ISLAMABAD: The fresh rounds of talks between Pakistan and the International Monetary Fund for the release of USD 1 billion loan tranche and a good economic certificate to the nation has remained inconclusive, a media report said on Sunday.
The talks held from October 4 to 15 failed to reach a staff level agreement because of differences over the macroeconomic framework and uncertainty over the future of Pakistan’s economy, The Express Tribune reported.
The talks failed despite Pakistan having implemented a prior condition of increasing electricity and petroleum products prices. However, both sides have shown resolve to remain engaged.
In his attempts to conclude talks on a positive note, Pakistan Finance Minister Shaukat Tarin met with IMF managing director Christalina Georgieva and US Assistant Secretary of State for South and Central Asia Donald Lu.
However, it seemed both these meetings also remained unproductive, the report said. “The IMF team remains engaged with our Pakistani counterparts on moving forward our work agenda and we are looking forward to our continued discussions with the Pakistani authorities on the set of policies and reforms that could form the basis for the completion of the 6th review under the EFF [Extended Fund Facility],” Teresa Dabán Sanchez, the outgoing resident representative of the IMF was quoted as saying to The Express Tribune.
It was for the second time that Pakistan and the IMF could not find “basis for the completion of the 6th review”, as its first attempt made in June also remained futile. Pakistan and the IMF have so far failed to agree on the Memorandum of Economic and Financial Policies (MEFP) — which becomes the base for the bailout programme.
The report, citing sources, said that both sides have not yet exchanged the final macroeconomic positions — a job that should have been completed on October 8. Pakistan and the IMF could not agree on the quantum of additional taxes and the roadmap for fiscal stability of the power sector, the sources added.

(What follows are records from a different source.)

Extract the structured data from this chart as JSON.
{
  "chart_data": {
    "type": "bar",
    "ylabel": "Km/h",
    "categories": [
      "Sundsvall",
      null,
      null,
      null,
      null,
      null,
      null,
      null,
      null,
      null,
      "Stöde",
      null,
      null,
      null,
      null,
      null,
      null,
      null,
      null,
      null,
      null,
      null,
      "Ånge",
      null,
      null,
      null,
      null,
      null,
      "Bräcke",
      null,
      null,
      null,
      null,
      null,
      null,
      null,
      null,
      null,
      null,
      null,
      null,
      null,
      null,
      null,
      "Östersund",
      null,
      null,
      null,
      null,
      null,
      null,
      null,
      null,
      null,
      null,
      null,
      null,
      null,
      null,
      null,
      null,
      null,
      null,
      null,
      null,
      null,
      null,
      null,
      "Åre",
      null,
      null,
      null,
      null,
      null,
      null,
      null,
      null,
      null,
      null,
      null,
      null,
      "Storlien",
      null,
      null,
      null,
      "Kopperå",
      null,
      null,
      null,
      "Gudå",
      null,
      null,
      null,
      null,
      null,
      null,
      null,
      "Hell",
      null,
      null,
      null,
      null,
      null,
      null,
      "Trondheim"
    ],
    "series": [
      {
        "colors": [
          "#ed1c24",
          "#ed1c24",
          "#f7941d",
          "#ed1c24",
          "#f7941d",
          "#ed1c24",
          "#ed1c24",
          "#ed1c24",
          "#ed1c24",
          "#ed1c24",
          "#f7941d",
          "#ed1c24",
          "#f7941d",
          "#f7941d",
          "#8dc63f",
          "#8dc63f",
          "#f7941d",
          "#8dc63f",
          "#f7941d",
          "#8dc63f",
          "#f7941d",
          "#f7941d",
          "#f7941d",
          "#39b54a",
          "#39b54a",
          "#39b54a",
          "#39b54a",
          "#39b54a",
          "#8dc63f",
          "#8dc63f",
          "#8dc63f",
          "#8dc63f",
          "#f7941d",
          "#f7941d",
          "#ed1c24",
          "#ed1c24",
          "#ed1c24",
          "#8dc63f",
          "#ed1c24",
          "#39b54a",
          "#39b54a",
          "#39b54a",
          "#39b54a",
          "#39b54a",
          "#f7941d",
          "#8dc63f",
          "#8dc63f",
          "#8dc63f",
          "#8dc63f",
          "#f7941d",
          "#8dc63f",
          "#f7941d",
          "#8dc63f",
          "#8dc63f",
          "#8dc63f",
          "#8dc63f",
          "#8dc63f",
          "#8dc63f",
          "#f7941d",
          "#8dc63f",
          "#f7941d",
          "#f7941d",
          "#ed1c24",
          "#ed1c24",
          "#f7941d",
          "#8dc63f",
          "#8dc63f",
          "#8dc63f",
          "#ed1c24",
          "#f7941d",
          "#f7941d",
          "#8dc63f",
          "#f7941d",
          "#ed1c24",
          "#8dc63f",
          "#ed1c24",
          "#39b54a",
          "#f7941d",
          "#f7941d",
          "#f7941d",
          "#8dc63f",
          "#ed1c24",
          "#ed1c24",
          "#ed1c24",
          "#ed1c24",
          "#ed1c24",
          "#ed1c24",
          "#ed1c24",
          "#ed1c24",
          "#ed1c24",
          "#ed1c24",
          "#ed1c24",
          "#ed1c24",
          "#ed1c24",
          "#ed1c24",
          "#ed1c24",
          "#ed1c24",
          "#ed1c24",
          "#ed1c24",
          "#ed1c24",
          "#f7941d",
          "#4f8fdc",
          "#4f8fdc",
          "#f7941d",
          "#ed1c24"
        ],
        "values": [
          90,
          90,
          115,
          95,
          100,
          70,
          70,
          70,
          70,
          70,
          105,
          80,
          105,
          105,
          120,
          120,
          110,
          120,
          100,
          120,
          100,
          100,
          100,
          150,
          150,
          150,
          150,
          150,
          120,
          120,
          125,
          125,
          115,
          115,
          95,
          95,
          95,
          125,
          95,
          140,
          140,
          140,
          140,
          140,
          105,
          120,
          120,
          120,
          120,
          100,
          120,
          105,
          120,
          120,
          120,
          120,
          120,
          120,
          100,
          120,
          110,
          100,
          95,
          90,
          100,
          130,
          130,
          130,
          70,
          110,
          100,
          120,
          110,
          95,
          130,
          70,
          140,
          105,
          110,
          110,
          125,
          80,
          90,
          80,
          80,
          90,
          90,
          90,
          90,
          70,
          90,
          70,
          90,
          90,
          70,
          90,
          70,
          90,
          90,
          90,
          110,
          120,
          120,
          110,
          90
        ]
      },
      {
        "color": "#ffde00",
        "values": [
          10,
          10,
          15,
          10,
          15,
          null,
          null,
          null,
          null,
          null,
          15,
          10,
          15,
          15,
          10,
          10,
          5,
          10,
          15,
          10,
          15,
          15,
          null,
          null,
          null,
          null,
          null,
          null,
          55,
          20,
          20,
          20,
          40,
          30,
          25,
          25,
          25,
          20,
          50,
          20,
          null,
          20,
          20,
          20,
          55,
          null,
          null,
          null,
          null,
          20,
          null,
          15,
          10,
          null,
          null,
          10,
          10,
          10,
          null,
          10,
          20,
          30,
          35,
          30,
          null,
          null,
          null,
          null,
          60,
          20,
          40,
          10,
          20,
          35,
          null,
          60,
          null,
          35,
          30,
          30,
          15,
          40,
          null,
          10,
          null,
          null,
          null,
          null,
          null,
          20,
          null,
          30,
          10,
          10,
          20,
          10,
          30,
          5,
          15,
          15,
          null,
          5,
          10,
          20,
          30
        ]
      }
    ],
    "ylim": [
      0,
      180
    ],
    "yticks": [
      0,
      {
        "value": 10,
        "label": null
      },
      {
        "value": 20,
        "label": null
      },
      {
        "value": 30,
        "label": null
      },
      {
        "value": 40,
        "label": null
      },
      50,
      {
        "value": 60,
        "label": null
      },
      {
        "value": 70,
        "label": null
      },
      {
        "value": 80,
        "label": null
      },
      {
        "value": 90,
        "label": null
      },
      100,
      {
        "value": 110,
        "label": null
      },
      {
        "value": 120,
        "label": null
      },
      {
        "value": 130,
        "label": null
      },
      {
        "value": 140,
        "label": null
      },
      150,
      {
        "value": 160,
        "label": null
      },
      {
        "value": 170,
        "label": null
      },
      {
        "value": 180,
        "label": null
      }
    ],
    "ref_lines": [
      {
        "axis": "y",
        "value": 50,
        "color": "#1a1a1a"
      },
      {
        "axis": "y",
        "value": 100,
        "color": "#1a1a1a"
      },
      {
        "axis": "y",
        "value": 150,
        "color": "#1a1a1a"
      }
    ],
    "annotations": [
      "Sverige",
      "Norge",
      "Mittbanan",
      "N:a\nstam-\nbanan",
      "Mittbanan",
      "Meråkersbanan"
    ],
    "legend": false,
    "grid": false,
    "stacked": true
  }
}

There were also issues about increase in gas prices and the measures needed to contain the current account deficit to a manageable level.
Pakistan had shared some statistics with the IMF on power and gas tariffs and tax collection and “they are validating the numbers we shared with them and will get back to us”, said Tarin while addressing a news conference in Washington at the conclusion of his visit.
Usually, the numbers are agreed upon, at least in principle, before the start of the policy-level talks. However, both the two sides did not exchange the critical tables related to the general government budget due to the nature of differences, the sources said.